I was browsing my blog stats a while back and noticed one of the favorite topics (with the most hits and comments) are the personality articles. They deal with personality types (like the INFJ), disorders (like sadistic personality disorder) and introvert/extrovert. Thinking how much I love to entertain the masses (and get more comments), I went digging through all my books on personality, building characters, etc, to find something new to write about. Then I found something from thirteen years ago that I’m pretty sure I haven’t even opened since I brought it home: The Thomas Concept.
Let me give a brief bit of backstory. I was working as a budget analyst for the Washington State Patrol. I worked with a small group of people (eight-ten) on a daily basis, and about thirty on a once-a-week basis. As a way to get the thirty-something people working more like a team, management sent a bunch of us to a seminar called “Understanding People Through Strengths,” also known as The Thomas Concept. The basic idea is to figure out which personality type your co-workers are (The Thomas Concept features eight personality types called Patterns, compared to the sixteen in Myers Briggs), then use that knowledge to interact more constructive with them. It was a huge help to me because I’d been having problems working with one particular individual. I identified which personality pattern she was, then read the section of the book that focused on her type. I zeroed in on the portion called, “Wants Others To…” It basically gave me a summary of how this woman wanted others to respond to her. I started giving her what she wanted, and our working relationship improved drastically.

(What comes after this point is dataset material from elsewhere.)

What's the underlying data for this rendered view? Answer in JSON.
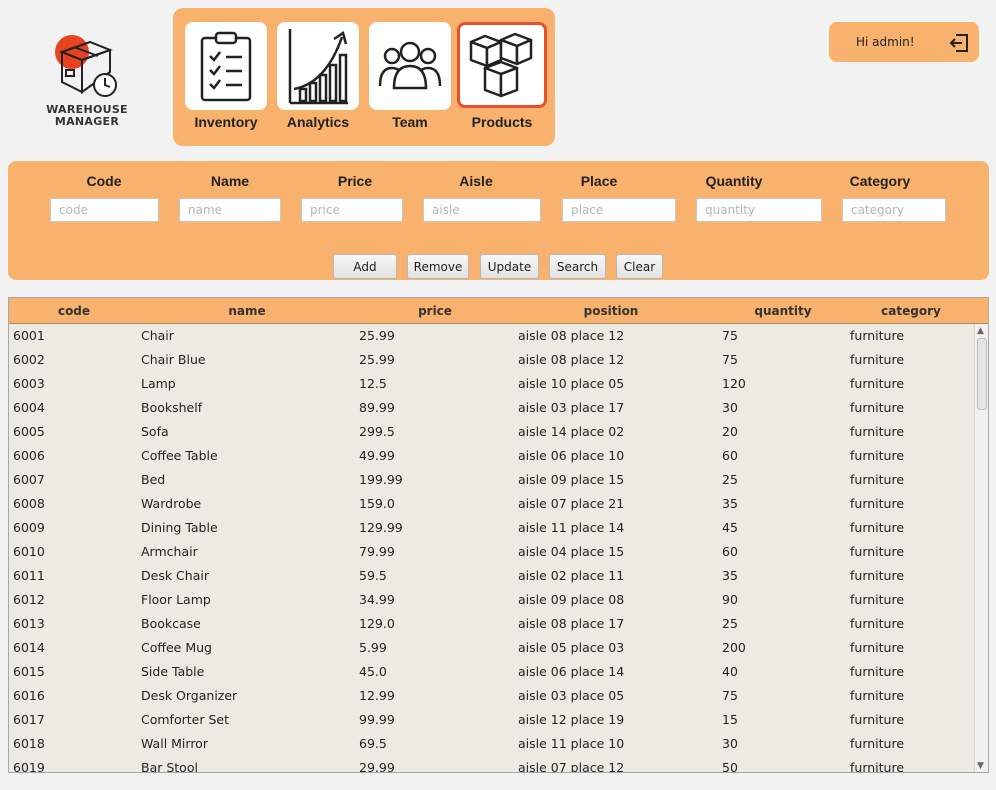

How does this work for fiction, you ask? Simple. Use the “Want Others To…” section, figure out what your character wants from others, then give him the opposite. Bam – instant conflict.

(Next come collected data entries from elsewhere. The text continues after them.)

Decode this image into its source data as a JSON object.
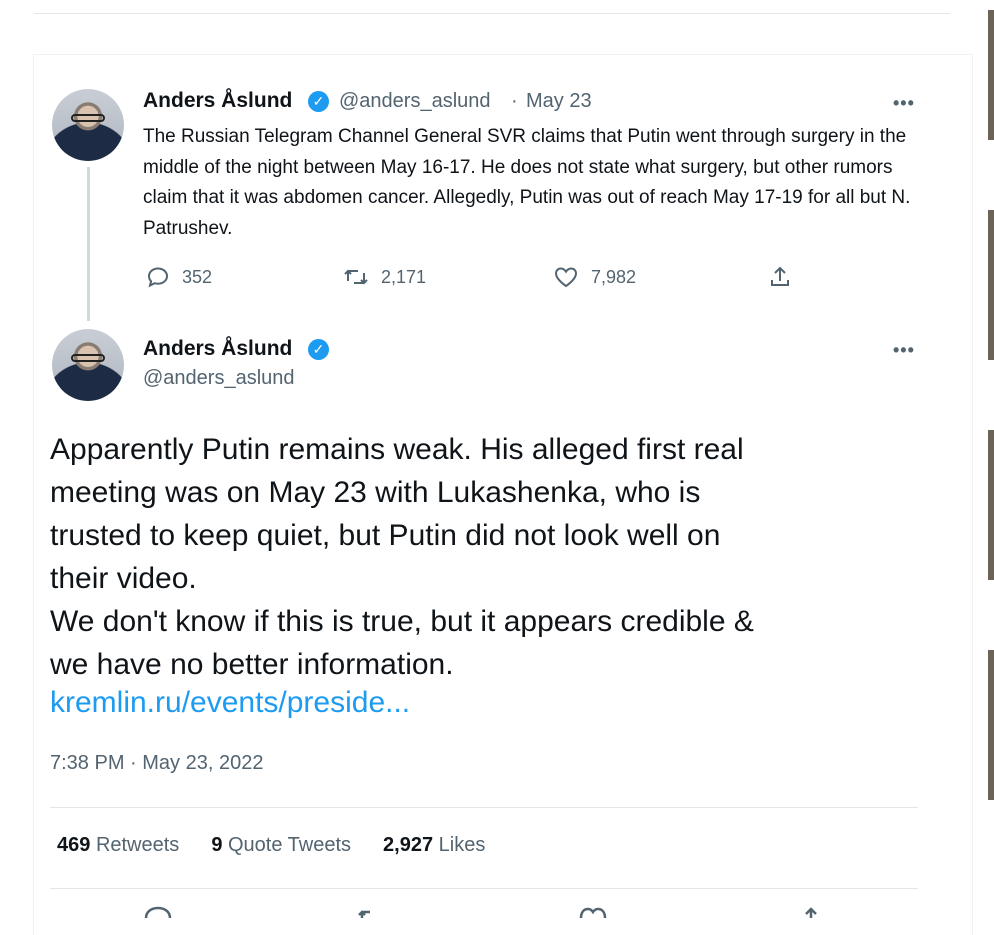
{
  "quoted_tweet": {
    "author_name": "Anders Åslund",
    "handle": "@anders_aslund",
    "separator": "·",
    "date": "May 23",
    "more": "•••",
    "text": "The Russian Telegram Channel General SVR claims that Putin went through surgery in the middle of the night between May 16-17. He does not state what surgery, but other rumors claim that it was abdomen cancer. Allegedly, Putin was out of reach May 17-19 for all but N. Patrushev.",
    "replies": "352",
    "retweets": "2,171",
    "likes": "7,982"
  },
  "main_tweet": {
    "author_name": "Anders Åslund",
    "handle": "@anders_aslund",
    "more": "•••",
    "text_lines": [
      "Apparently Putin remains weak. His alleged first real",
      "meeting was on May 23 with Lukashenka, who is",
      "trusted to keep quiet, but Putin did not look well on",
      "their video.",
      "We don't know if this is true, but it appears credible &",
      "we have no better information."
    ],
    "link": "kremlin.ru/events/preside...",
    "timestamp": "7:38 PM · May 23, 2022",
    "stats": {
      "retweets_count": "469",
      "retweets_label": "Retweets",
      "quote_count": "9",
      "quote_label": "Quote Tweets",
      "likes_count": "2,927",
      "likes_label": "Likes"
    }
  },
  "colors": {
    "accent": "#1d9bf0",
    "muted": "#536471",
    "text": "#0f1419"
  }
}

(This unique person courtesy of freedigitalphotos.net)
For the next eight posts, I’ll give the basics of each pattern and offer ways to incorporate it into your writing. I don’t want to take the time to describe the entire system. The Thomas Concept is quite a bit different from Myers Briggs, but works about the same. If you’re interested, buyThe Thomas Concept thru Amazon.
Today I’ll discuss Pattern I. (I’m copying directly from the pocket guide.) This person is stable, quiet, dependable, accepting, steady, loyal, orderly, respectful, consistent, conforming, methodical, attentive, cautious, economical, receptive, practical, hesitant, and systematic. She’s a good listener.
Relationship Strengths: Pattern I people put their focus of attention on the practical situation, make others feel secure and comfortable, wait for the other person to make the first move, follow the leadership of others, avoid confrontation and conflict, and keep their thoughts and feelings to themselves.
Vocational Strengths: maintain established routines, watch over details, provide a warm and accepting work environment, keep things running smoothly, and is a loyal and dependable team player.
Wants Others To: Pattern I people want others to take the initiative in a respectful way, ask for their help, give them encouragement, show them appreciation, and invite them to go along.
Application: If your character is a Pattern I type, the quickest way to throw tension into the relationship is to have someone take her for granted, belittle or ignore her, and be disrespectful. Granted, a lot of personality types would bristle under this type of treatment, but it’s especially painful for the Pattern I personality. She wants to feel needed, to feel that she’s an important part of the whole, even if she’s not in control of it. She’s happy to sit in the background and do her work quietly, but she wants recognition of her work. What others think about her matters to her. So introduce a character for her to collide with and watch the tension mount. She’s not going to stand up for herself–she hates confrontation–so she’ll internalize that stress. Eventually, it’ll have to come out.
Because I’m much more versed with Myers Briggs, I immediately saw that this Pattern I personality resembles the INFJ (Counselor) personality type with a little bit of ISTJ (Inspector) tossed in.
Do you have a character in your story that fits the Pattern I personality type? Use the “Wants Others To” section to add more conflict to her days and see what happens.